Sitting on the conservators’ desk now is an 1813 tome in Hebrew from The Magnes Collection of Jewish Art and Life, whose cover hangs on by a thread. Many of the Library’s older Jewish works are in poor condition, Faulds notes, having been lugged around the world for centuries throughout the Jewish diaspora.
“They’ve been used so much, and there are so many home repairs,” Little says. “We wouldn’t want to remove any of them.”
How far do you go?
For a well-worn first edition of the King James Bible printed in 1611, one question is just how far to take the repair. The spine is bare skeleton in parts, with pieces of leather flying free. The linen threads binding the pages together are intact, though, as are the cover boards. It’s usable, Tashjian says, inspecting the work — especially if rested on a cradle. Rebinding seems unnecessary for now.
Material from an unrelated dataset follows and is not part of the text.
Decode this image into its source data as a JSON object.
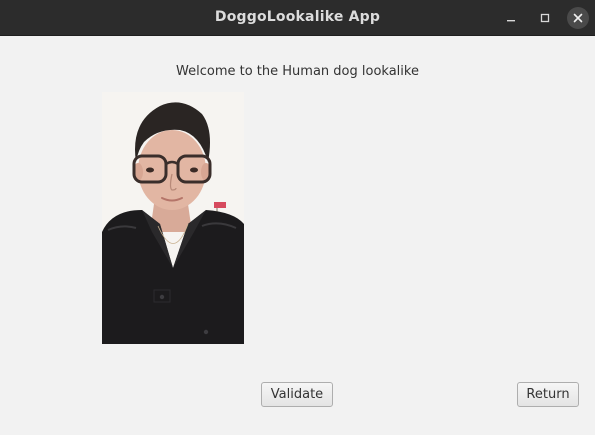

But it’s a popular treasure at Bancroft, Faulds says, and its stability in perpetuity is unclear.
“Do you want to wait for the failure, or do you be preemptive and deal with it right away?” he muses aloud.
Another item on the table, a photo book titled “Discharged Prisoners From Folsom & Quentin (1911-1917)” is even more fragile, with pages as brown and brittle as dried leaves. Just turning a page could be disastrous.
“(Patrons) pull out these materials in the reading room, and when they put it away you can see bits of crumbs of it on the table,” Faulds says.
One option is to place each leaf in a sleeve made of archival polyester, and bind those together anew. That does change the character, Tashjian says. But it’s the only way people can use it.
“This is our history,” Tashjian says. “And if we destroy it, and we don’t take care of it, then we can’t learn for the future.”
The ultimate solution, Faulds says, will be digitization, to ensure access to the collections will not impose further harm. Some items, however, will need to be altered slightly to withstand the digitization process itself — another trade-off in the mix.